Gravimetric weight loss method [15, 32], the most reliable protocol, was utilized to determine the inhibition efficiency (IE) of the synthesized polymers on mitigating mild steel corrosion in a hostile environment of 1 M HCl for 6 h at 60 °C. The IEs were determined as described [32] after immersing steel coupons into 1 M HCl (250 mL) in the absence (blank) and presence of the synthesized polymers. The %IE was then calculated using Eq. (5):

$$ \% IE=\kern0.36em \frac{W_{\mathrm{b}}-{W}_{\mathrm{i}}}{W_{\mathrm{b}}} \times 100\kern0em $$
(5)

where W b and W i represent weight loss in the absence and presence of the polymers, respectively. At a meager concentration of 17.5 μM (in terms of repeating unit) (≈ 6 ppm) of polymers 5, 6, 7, 11, and 12, IEs of 89, 94, 87, 96, and 94% are achieved, respectively. Usually, the %IEs are expected to increase with increasing inhibitor concentration. In the ester (−CO2Et) series, the increase of IE of the polymers in the order: 6 > 5 > 7 suggests the greater effectiveness of the sulfoxide (S = O) motifs as compared to sulfide (S) and sulfone (O = S = O) in mitigating the mild steel corrosion. Polymers 11 and 12 having carboxy groups (CO2 ) performed even better, presumably owing to the protection of the metal surface via the formation of coordinate type of bond involving the chelating motifs of amino carboxylate (N….. CO2 ) with the vacant d-orbitals of iron [33,34,35]. Note that amino ester motifs (N….. CO2Et) in 5–7 cannot provide such a chelating motifs to cover and safe guard the metal surface.

Conclusions

Cationic and zwitterionic polymers 47 and 10–12 based on amino acid methionine and its derivative methionine sulfoxide and sulfone have been synthesized via cyclopolymerization of diallylamine salts. The TGA indicated that the synthesized polyelectrolytes were stable up to 200 °C. The solubility of the polymers is greatly influenced by the oxidation state of the sulfur; while the sulfide pendant imparts water-insolubility, polymers bearing polar sulfoxide and sulfone pendants were found to be water-soluble. Water-soluble polyzwitterion (±) 12 bearing sulfoxide pendants showed anti-polyelectrolyte behavior as demonstrated by increasing viscosity with increasing NaCl concentrations.
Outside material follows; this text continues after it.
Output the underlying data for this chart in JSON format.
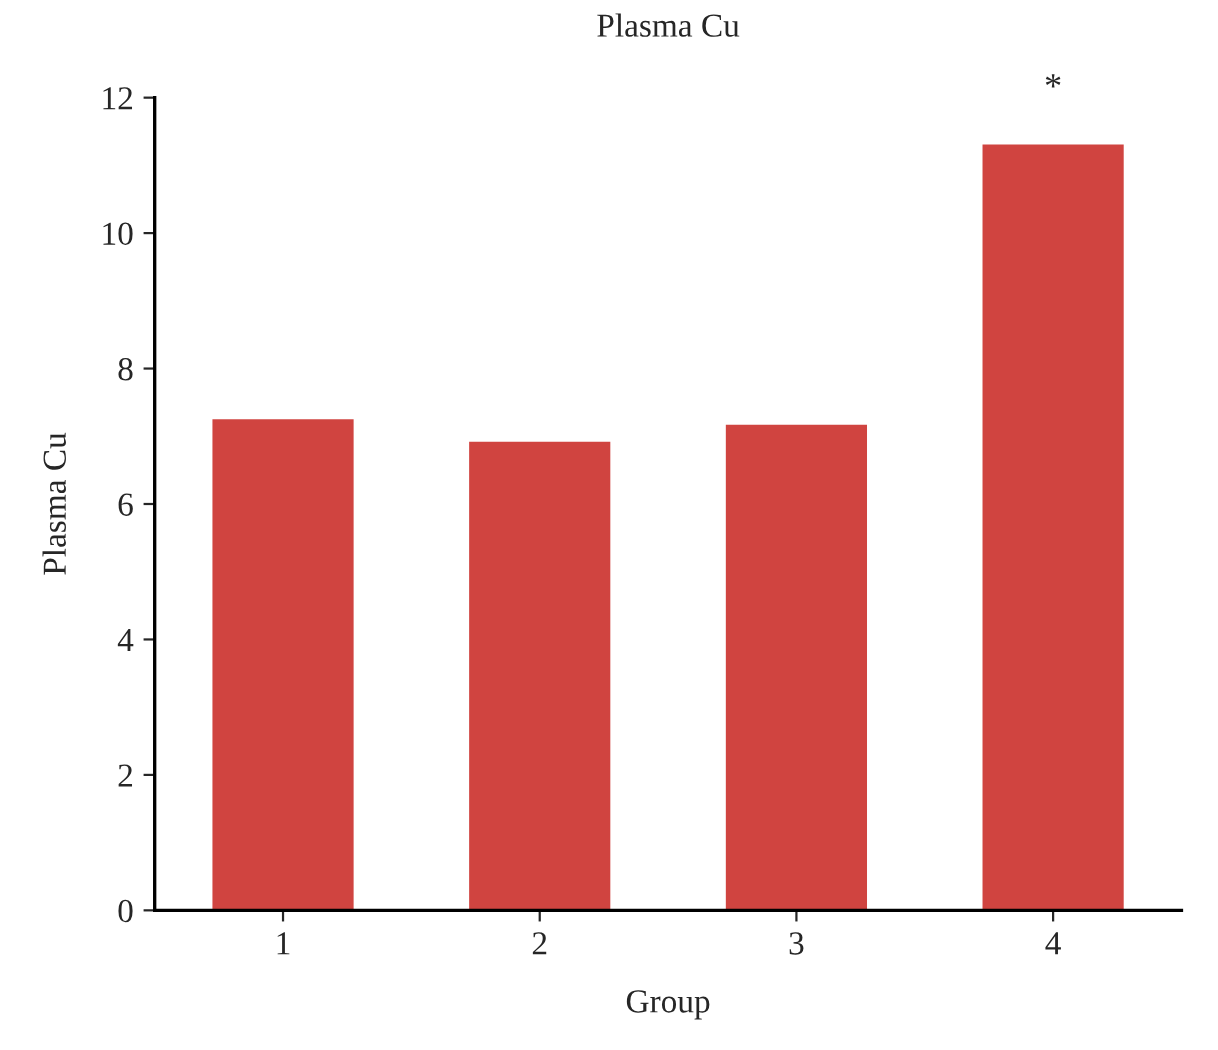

Surface tension measurement indicated the polymers (+) 5, (+) 6, (+) 7, and (±) 11 as moderately surface active agents to aid the formation of surface film on the metal surface to assist in the inhibition of metal corrosion in hostile environments. A preliminary investigation has demonstrated that the synthesized polymers containing unquenched nitrogen and sulfur valences acted superbly in mitigating mild steel corrosion in 1 M HCl. The presence of nonbonding electrons in nitrogen as well as in the more polarizable sulfur motifs, leads to the formation of coordinate type of bond with the vacant d-orbitals of iron or accumulated Fe2+ especially on anodic sites of the metal surface thereby imparting corrosion inhibition. The molar masses, surface tension and protonation constant of the nitrogens in these polymers are expected to affect corrosion inhibition efficiency. We are currently examining the corrosion inhibition of these amazing and apparently green polymers in detail using various electrochemical techniques. The study would focus on the long-term inhibition activity especially near CMC of the polymers [36].